The love of history is the telltale sign of aging. I decided this the other day, when I sat down to watch television. As I browsed the various channel offerings - movies, cartoons, sitcoms - I felt that the most enjoyable thing for me to watch that afternoon was Rick Steve's Europe. It was an episode about Slovenia. Beautiful country! I was completely enthralled. I even laughed WITH Rick!
Yes, I have become my parents.
I'm not saying that in a bad way. It would be a great thing if I ended up anything like my parents. What I mean is, I am no longer a child. Long past are the days when I would rather play on the playground than listen to a museum guide discuss paintings or a historical mansion. Now I do those things in my spare time and drag my husband along. I used to shrivel at the idea of watching Jeopardy or any program on PBS for longer than it took to change to a friendlier channel. Not any more. No, I am becoming an adult.
It was as I watched, and enjoyed, a documentary on a largely forgotten country in Europe that I realized there is a cycle to life. There must have been a time when we were all bored children on a family vacation where Mom and Dad were excited to learn and educate their children. I remember a particular visit to the Shakers in Vermont. My parents tried to calm our laughter during an after dinner walking tour, as my brothers and I discussed how we had been served edible flowers in our Shaker salad so our farts would smell more rosey. But as we grow up, we all turn back to our history and try to connect the dots or are fascinated at how someone hundreds of years ago had such foresight and wisdom.

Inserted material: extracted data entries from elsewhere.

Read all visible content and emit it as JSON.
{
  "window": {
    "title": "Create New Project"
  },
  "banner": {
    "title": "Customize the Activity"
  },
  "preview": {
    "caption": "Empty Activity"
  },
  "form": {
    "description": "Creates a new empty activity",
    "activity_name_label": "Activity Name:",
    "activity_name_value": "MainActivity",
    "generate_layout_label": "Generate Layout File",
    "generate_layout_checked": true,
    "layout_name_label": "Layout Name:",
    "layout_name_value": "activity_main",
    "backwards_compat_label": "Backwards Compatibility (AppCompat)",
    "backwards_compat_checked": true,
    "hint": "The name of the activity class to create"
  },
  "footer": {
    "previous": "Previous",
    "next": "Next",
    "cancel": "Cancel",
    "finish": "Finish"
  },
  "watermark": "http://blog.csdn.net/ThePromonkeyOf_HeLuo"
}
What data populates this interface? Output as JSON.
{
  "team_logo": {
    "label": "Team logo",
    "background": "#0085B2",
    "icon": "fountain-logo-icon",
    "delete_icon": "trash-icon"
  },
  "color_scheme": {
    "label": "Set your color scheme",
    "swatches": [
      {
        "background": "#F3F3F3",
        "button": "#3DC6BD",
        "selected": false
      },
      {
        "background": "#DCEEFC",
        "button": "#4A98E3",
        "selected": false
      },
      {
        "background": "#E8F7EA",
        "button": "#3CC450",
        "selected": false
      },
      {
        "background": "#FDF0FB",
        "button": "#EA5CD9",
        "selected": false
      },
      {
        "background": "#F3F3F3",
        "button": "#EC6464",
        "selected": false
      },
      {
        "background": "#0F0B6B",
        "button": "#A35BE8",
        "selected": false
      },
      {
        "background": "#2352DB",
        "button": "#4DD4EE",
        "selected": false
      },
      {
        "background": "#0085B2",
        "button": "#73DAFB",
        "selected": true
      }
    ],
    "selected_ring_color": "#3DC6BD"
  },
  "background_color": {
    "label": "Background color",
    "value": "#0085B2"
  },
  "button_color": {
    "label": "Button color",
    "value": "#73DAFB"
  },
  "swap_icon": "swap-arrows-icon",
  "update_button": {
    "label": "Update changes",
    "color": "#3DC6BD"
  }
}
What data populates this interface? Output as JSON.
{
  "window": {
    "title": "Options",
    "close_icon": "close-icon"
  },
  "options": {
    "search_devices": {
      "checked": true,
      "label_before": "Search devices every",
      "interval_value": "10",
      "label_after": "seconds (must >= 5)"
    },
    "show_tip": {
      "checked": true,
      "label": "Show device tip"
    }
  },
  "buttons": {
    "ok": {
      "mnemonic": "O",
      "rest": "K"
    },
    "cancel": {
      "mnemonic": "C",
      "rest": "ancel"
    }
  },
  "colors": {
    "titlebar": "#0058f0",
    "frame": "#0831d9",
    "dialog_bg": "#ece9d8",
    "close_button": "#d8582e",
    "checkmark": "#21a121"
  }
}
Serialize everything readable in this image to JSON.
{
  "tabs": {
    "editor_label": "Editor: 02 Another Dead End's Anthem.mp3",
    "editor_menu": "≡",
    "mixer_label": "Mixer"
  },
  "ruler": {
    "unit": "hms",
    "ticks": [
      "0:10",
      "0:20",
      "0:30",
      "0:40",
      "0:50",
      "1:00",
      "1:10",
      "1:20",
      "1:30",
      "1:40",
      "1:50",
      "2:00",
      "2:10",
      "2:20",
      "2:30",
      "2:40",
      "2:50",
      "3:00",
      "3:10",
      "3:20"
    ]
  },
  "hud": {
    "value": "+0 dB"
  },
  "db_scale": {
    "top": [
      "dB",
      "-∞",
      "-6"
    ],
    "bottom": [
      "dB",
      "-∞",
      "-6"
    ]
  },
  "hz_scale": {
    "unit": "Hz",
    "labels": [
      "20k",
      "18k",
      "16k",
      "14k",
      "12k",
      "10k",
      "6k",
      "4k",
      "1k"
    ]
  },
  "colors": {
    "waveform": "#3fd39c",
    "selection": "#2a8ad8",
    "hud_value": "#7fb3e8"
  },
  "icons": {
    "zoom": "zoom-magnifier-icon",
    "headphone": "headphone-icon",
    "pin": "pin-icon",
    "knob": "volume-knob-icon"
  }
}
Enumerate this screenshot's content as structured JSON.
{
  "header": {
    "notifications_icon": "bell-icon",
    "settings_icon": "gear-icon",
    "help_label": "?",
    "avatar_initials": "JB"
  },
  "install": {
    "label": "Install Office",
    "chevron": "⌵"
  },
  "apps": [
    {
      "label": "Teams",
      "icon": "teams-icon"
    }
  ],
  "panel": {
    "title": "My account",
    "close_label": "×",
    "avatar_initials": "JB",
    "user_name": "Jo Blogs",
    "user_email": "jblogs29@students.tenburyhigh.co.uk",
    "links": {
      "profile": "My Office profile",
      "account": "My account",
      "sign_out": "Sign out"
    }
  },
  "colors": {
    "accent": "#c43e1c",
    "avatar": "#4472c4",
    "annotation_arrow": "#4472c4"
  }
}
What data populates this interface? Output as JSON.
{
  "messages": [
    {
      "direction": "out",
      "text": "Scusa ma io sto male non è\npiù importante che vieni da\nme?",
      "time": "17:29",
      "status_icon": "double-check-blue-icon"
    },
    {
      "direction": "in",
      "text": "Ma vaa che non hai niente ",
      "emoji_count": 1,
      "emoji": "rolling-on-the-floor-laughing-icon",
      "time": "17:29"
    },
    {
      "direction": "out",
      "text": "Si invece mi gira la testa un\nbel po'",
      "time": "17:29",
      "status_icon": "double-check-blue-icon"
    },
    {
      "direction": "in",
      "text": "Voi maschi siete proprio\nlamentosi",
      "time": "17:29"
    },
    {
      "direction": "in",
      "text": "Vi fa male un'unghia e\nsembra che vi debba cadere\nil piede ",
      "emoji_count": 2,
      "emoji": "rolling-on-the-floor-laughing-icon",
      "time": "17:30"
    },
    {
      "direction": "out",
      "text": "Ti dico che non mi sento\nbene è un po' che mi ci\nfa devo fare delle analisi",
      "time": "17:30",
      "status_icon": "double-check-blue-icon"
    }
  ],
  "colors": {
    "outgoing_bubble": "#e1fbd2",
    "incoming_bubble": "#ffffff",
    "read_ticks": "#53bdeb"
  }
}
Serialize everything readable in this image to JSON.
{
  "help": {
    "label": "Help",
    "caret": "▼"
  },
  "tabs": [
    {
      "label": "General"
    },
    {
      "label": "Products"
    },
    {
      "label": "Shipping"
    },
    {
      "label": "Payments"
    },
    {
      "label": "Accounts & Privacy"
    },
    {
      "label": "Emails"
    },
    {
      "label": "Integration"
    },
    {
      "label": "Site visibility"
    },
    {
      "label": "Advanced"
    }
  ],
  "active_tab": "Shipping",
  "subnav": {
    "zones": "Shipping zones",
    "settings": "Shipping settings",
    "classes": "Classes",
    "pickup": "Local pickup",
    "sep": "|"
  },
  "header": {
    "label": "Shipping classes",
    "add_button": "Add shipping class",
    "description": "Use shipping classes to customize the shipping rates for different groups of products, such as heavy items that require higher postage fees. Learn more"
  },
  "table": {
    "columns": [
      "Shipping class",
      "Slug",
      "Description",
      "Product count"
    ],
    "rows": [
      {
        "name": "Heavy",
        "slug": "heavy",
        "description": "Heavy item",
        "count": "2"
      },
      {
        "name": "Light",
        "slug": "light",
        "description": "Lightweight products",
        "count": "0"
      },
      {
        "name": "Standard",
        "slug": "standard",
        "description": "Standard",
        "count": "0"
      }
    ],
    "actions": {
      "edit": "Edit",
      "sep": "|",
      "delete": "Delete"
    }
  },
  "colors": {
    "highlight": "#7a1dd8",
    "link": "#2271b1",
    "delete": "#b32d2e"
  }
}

I saw this idea of a life cycle the other day as I was reading a medical blog, since that's what I do know... research what it will be like to be the wife (read: "widow") of a medical school student. The author, a physician, was talking about how he has seen the influence of death in the lives of patients. He mentioned three things that patients inevitably think about, confirmed in a study and with this address from Steve Jobs (I highly recommend watching it), as they approach death:
-Was I loving/loved?
-Was my life unique/ Did I do things my way?
-Is the world a better place because I was here?
Isn't it interesting that as we prepare to die that we all have the same concerns? And maybe even more interesting is that none of these concerns have to do with finances, possessions, careers, or the other things I seem to worry about daily. People think about their life's actions and how it will effect others and history.
So why do I blog this theory? Well, first off I think my life cycle theory is pretty great and completely validated so it was necessary to share. Secondly, according to the television series Who Do You Think You Are?, we should probably be thinking about those three questions now because after we're gone our great-great-grandchildren may one day be famous one day and come looking for us to have been honorable and made a worthy contribution in the world. And lastly I want to prove there is a purpose to all the TV hours I consumed while ill last week. It was obviously an educational investment!